Perhaps the most urgent task facing us is to create a new educational curriculum that will make each child aware, from the 1st grade on, that life in the universe is interdependent. It should be an education that trains the mind to perceive the network of causes and effects in which our actions are embedded, and trains the emotions and the imagination to respond appropriately to the consequences of those actions. What is the real price of driving cars, when all the costs to the environment are included? Of waging wars, when we consider the long-term impact of lives lost without reason, of cultures and social systems destroyed? What are the likely effects of letting all the hundreds of varieties of rice die out except the few most commercially profitable ones?

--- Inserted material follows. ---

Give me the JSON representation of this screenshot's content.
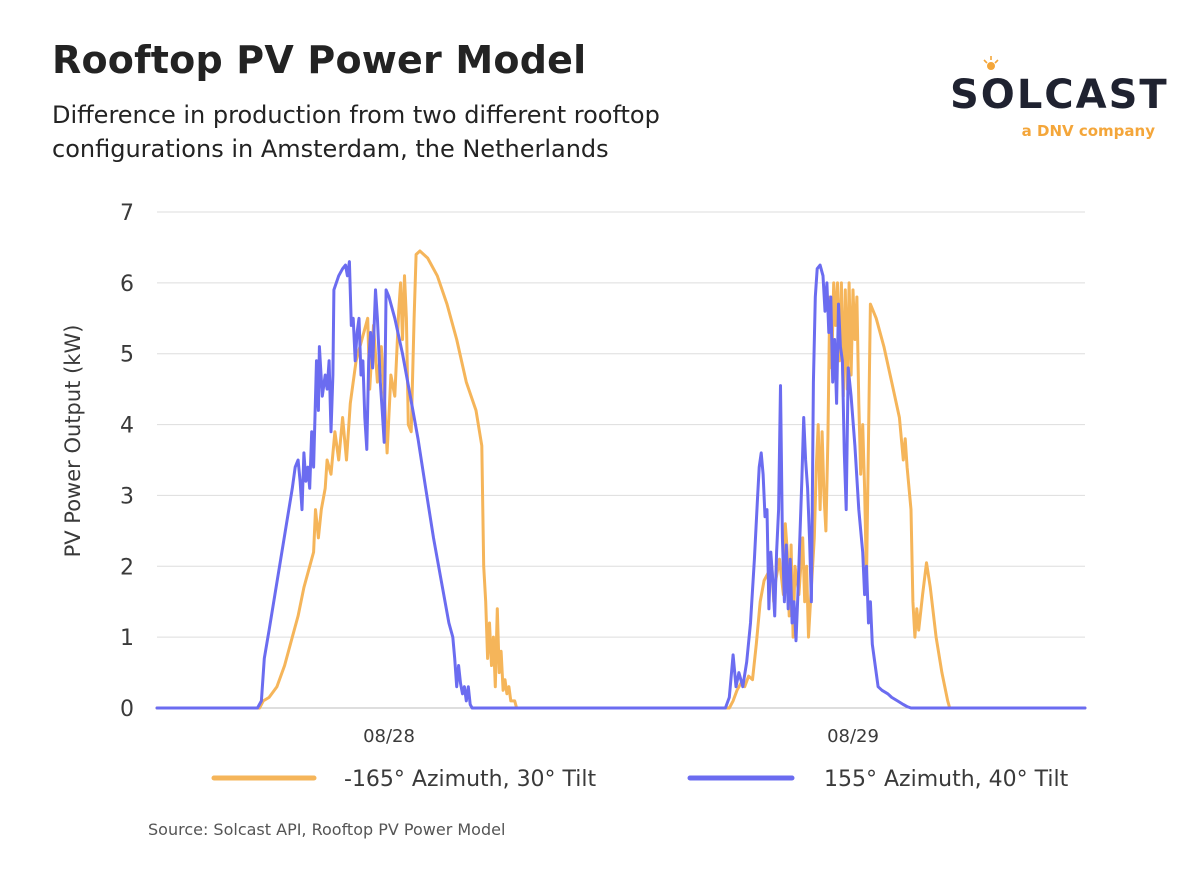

What do "good'' and "bad'' mean, in terms of the total effects of a person's actions?

We teach children conservation in physics--that each action produces an equal and opposite reaction--as if it were a law that applied only to billiard balls or pistons in an engine, without making them aware that the same principle applies to human psychology, to social action, to economics, to the entire planetary system. We bring up children to take their places in a culture that, in reality, no longer exists. The basic skills they learn have little to do with survival in the future. Each academic subject is presented as if it had an existence independent of all others. History is taught with little regard to the ecology, the economics, the sociology, or psychology--let alone the biology--that are necessary to understand human action. The same is true of all other academic subjects. Yet if we continue to teach physics separately from ethics, or molecular biology without concern for empathy, the chances of a monstrous evolutionary miscarriage are going to increase. To avoid these possibilities, it is imperative to begin thinking about a truly integrative, global education that takes seriously the actual interconnectedness of causes and effects.

A good society, one that encourages individuals to realize their potential and permits complexity to evolve, is one that provides room for growth. Its task is not to build the best institutions, create the most compelling beliefs, for to do so would be to succumb to an illusion. Institutions and beliefs age rapidly; they serve our needs for a while, but soon begin to act as brakes on progress. Even the Bible, even the Constitution are only steps in the process of continuing enlightenment. They are glorious achievements, to be admired and revered with the awe with which we approach the Parthenon, the Sistine Chapel, or Bach's Brandenburg Concerto. And we should certainly not abandon their wisdom until we discover more compelling formulations. But the task of a good society is not to enshrine the creative solutions of the past into permanent institutions; it is, rather, to make it possible for creativity to keep asserting itself. Its task is to give people a chance to ring forth new memes [a unit of cultural information] to be evaluated, selected, and joyously implemented by informed, free, and responsible peers.